As many people know I fell about 10 years ago, 10 feet, approximately. I was working on a construction site, and perhaps I didn’t set the ladder up correctly or it was just bad luck, but the ladder slid out from under me and down I went. That fall messed me up, Permanently. As much is I gripe and complain about it I know for a fact I’m in the lucky to be alive department. One day in the store I met a man he had a prosthetic leg and hoping I wasn’t too far out of line I cracked a joke about the other person, he laughed a little, and we started talking and he told me that he had fallen 200 feet in a paragliding accident, Wow. Put my 10 foot fall to shame. Then we talked a little bit about injuries and such and walked away.
We both walked.
I have a friend who wasn’t so lucky, on vacation in Mexico he took a wrong step off of a porch took a 3 foot tumble partial sever of the spinal cord, he was in a wheelchair. It took him some time and work to learn to walk again.

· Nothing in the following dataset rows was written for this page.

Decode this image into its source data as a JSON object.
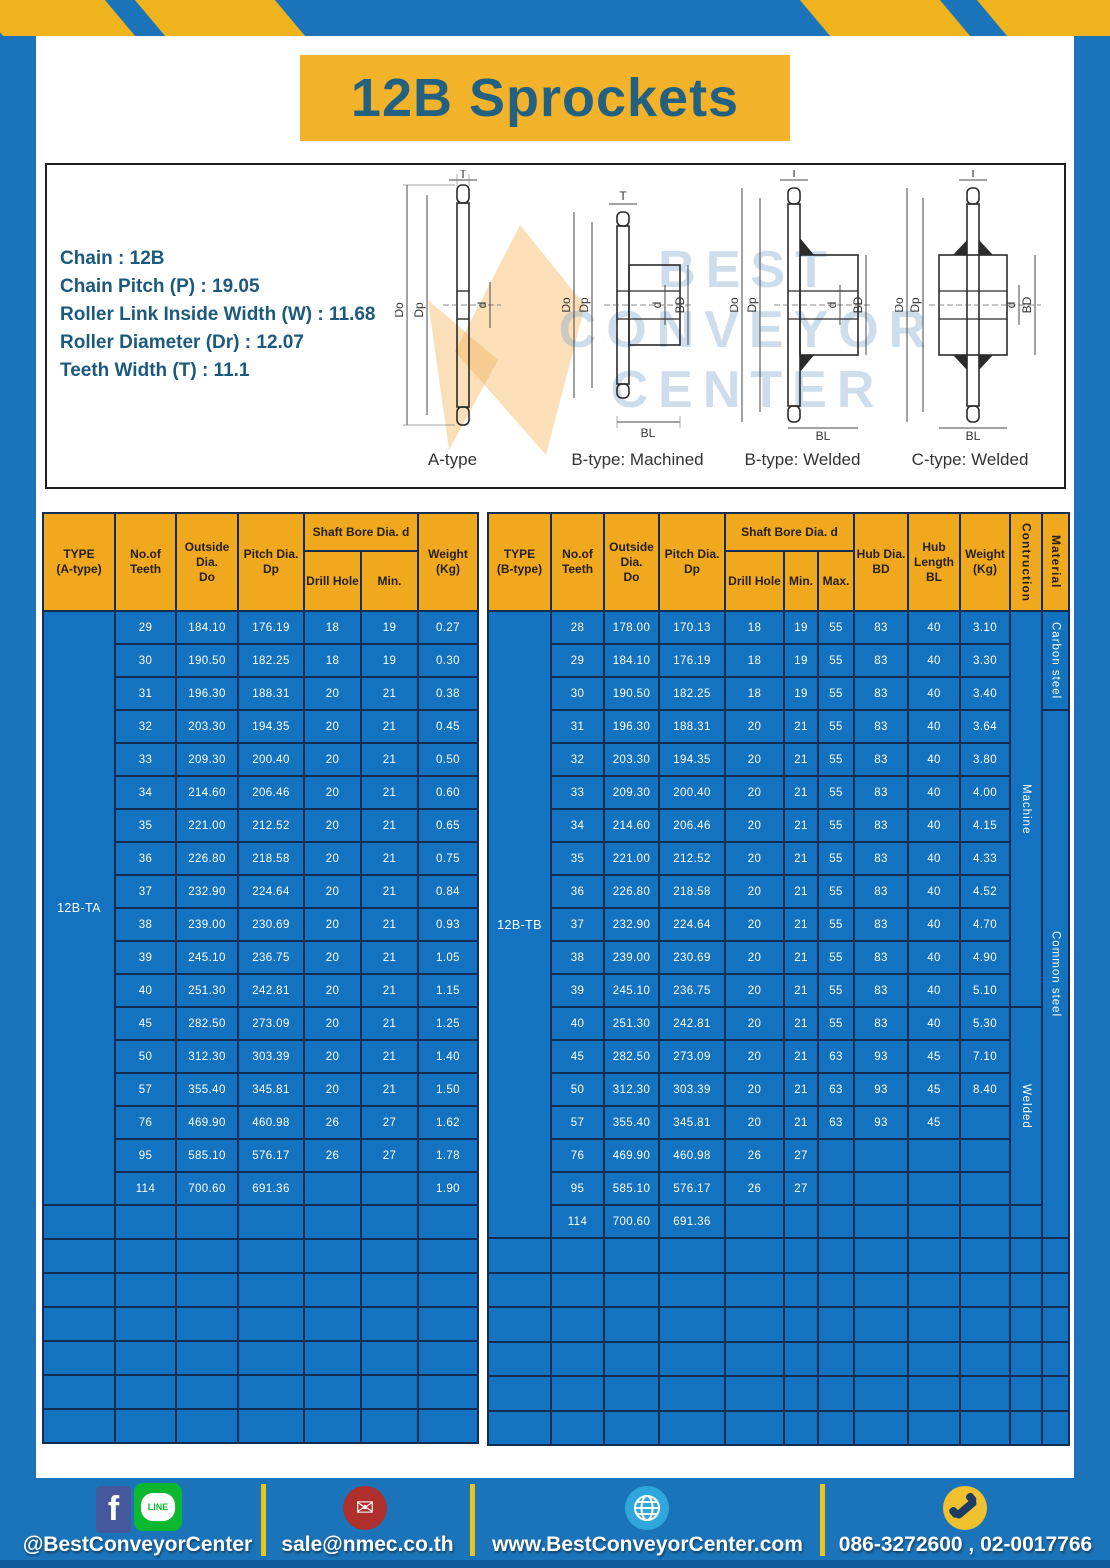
{
  "title": {
    "text": "12B Sprockets"
  },
  "specs": {
    "lines": [
      "Chain  :  12B",
      "Chain Pitch (P)  :  19.05",
      "Roller Link Inside Width (W) : 11.68",
      "Roller Diameter (Dr)  : 12.07",
      "Teeth Width (T)  :  11.1"
    ]
  },
  "diagram": {
    "watermark": {
      "line1": "BEST",
      "line2": "CONVEYOR",
      "line3": "CENTER"
    },
    "dims": {
      "t": "T",
      "do": "Do",
      "dp": "Dp",
      "d": "d",
      "bd": "BD",
      "bl": "BL"
    },
    "captions": [
      "A-type",
      "B-type: Machined",
      "B-type: Welded",
      "C-type: Welded"
    ]
  },
  "table_a": {
    "type_label": "12B-TA",
    "header": {
      "type": "TYPE\n(A-type)",
      "teeth": "No.of\nTeeth",
      "outside": "Outside\nDia.\nDo",
      "pitch": "Pitch Dia.\nDp",
      "shaft_bore": "Shaft Bore Dia. d",
      "drill": "Drill Hole",
      "min": "Min.",
      "weight": "Weight\n(Kg)"
    },
    "rows": [
      [
        "29",
        "184.10",
        "176.19",
        "18",
        "19",
        "0.27"
      ],
      [
        "30",
        "190.50",
        "182.25",
        "18",
        "19",
        "0.30"
      ],
      [
        "31",
        "196.30",
        "188.31",
        "20",
        "21",
        "0.38"
      ],
      [
        "32",
        "203.30",
        "194.35",
        "20",
        "21",
        "0.45"
      ],
      [
        "33",
        "209.30",
        "200.40",
        "20",
        "21",
        "0.50"
      ],
      [
        "34",
        "214.60",
        "206.46",
        "20",
        "21",
        "0.60"
      ],
      [
        "35",
        "221.00",
        "212.52",
        "20",
        "21",
        "0.65"
      ],
      [
        "36",
        "226.80",
        "218.58",
        "20",
        "21",
        "0.75"
      ],
      [
        "37",
        "232.90",
        "224.64",
        "20",
        "21",
        "0.84"
      ],
      [
        "38",
        "239.00",
        "230.69",
        "20",
        "21",
        "0.93"
      ],
      [
        "39",
        "245.10",
        "236.75",
        "20",
        "21",
        "1.05"
      ],
      [
        "40",
        "251.30",
        "242.81",
        "20",
        "21",
        "1.15"
      ],
      [
        "45",
        "282.50",
        "273.09",
        "20",
        "21",
        "1.25"
      ],
      [
        "50",
        "312.30",
        "303.39",
        "20",
        "21",
        "1.40"
      ],
      [
        "57",
        "355.40",
        "345.81",
        "20",
        "21",
        "1.50"
      ],
      [
        "76",
        "469.90",
        "460.98",
        "26",
        "27",
        "1.62"
      ],
      [
        "95",
        "585.10",
        "576.17",
        "26",
        "27",
        "1.78"
      ],
      [
        "114",
        "700.60",
        "691.36",
        "",
        "",
        "1.90"
      ]
    ],
    "empty_row_count": 7
  },
  "table_b": {
    "type_label": "12B-TB",
    "header": {
      "type": "TYPE\n(B-type)",
      "teeth": "No.of\nTeeth",
      "outside": "Outside\nDia.\nDo",
      "pitch": "Pitch Dia.\nDp",
      "shaft_bore": "Shaft Bore Dia. d",
      "drill": "Drill Hole",
      "min": "Min.",
      "max": "Max.",
      "hub_dia": "Hub Dia.\nBD",
      "hub_len": "Hub\nLength\nBL",
      "weight": "Weight\n(Kg)",
      "construction": "Contruction",
      "material": "Material"
    },
    "rows": [
      [
        "28",
        "178.00",
        "170.13",
        "18",
        "19",
        "55",
        "83",
        "40",
        "3.10"
      ],
      [
        "29",
        "184.10",
        "176.19",
        "18",
        "19",
        "55",
        "83",
        "40",
        "3.30"
      ],
      [
        "30",
        "190.50",
        "182.25",
        "18",
        "19",
        "55",
        "83",
        "40",
        "3.40"
      ],
      [
        "31",
        "196.30",
        "188.31",
        "20",
        "21",
        "55",
        "83",
        "40",
        "3.64"
      ],
      [
        "32",
        "203.30",
        "194.35",
        "20",
        "21",
        "55",
        "83",
        "40",
        "3.80"
      ],
      [
        "33",
        "209.30",
        "200.40",
        "20",
        "21",
        "55",
        "83",
        "40",
        "4.00"
      ],
      [
        "34",
        "214.60",
        "206.46",
        "20",
        "21",
        "55",
        "83",
        "40",
        "4.15"
      ],
      [
        "35",
        "221.00",
        "212.52",
        "20",
        "21",
        "55",
        "83",
        "40",
        "4.33"
      ],
      [
        "36",
        "226.80",
        "218.58",
        "20",
        "21",
        "55",
        "83",
        "40",
        "4.52"
      ],
      [
        "37",
        "232.90",
        "224.64",
        "20",
        "21",
        "55",
        "83",
        "40",
        "4.70"
      ],
      [
        "38",
        "239.00",
        "230.69",
        "20",
        "21",
        "55",
        "83",
        "40",
        "4.90"
      ],
      [
        "39",
        "245.10",
        "236.75",
        "20",
        "21",
        "55",
        "83",
        "40",
        "5.10"
      ],
      [
        "40",
        "251.30",
        "242.81",
        "20",
        "21",
        "55",
        "83",
        "40",
        "5.30"
      ],
      [
        "45",
        "282.50",
        "273.09",
        "20",
        "21",
        "63",
        "93",
        "45",
        "7.10"
      ],
      [
        "50",
        "312.30",
        "303.39",
        "20",
        "21",
        "63",
        "93",
        "45",
        "8.40"
      ],
      [
        "57",
        "355.40",
        "345.81",
        "20",
        "21",
        "63",
        "93",
        "45",
        ""
      ],
      [
        "76",
        "469.90",
        "460.98",
        "26",
        "27",
        "",
        "",
        "",
        ""
      ],
      [
        "95",
        "585.10",
        "576.17",
        "26",
        "27",
        "",
        "",
        "",
        ""
      ],
      [
        "114",
        "700.60",
        "691.36",
        "",
        "",
        "",
        "",
        "",
        ""
      ]
    ],
    "construction_spans": [
      {
        "label": "Machine",
        "rows": 12
      },
      {
        "label": "Welded",
        "rows": 6
      },
      {
        "label": "",
        "rows": 1
      }
    ],
    "material_spans": [
      {
        "label": "Carbon steel",
        "rows": 3
      },
      {
        "label": "Common steel",
        "rows": 16
      }
    ],
    "empty_row_count": 6
  },
  "footer": {
    "social": "@BestConveyorCenter",
    "email": "sale@nmec.co.th",
    "website": "www.BestConveyorCenter.com",
    "phone": "086-3272600 , 02-0017766",
    "facebook_letter": "f",
    "line_label": "LINE"
  }
}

I went with him to Craig Hospital in Denver – they specialize in spinal cord injuries. A woman who was there had a story- one early morning in the usual way, she leaned over to kiss her husband good morning, and as blankets do they collected on the floor and she tripped. Complete sever of the spinal cord she will never walk again.
These were four falls and four injuries. We were all hurt permanently but the most severe of which was the most minor and common place of falls and that will never heal.
This is a story of privilege.
We have living around us people of diverse cultures, backgrounds, and personal temperament. The thickness of skin can differ, what can we let roll off our backs, what hurts us to the core.
Ways of saying we are each unique in our handling of situations.
The word you say to someone can be just as paralyzing as a complete server to the spinal cord and just as painful.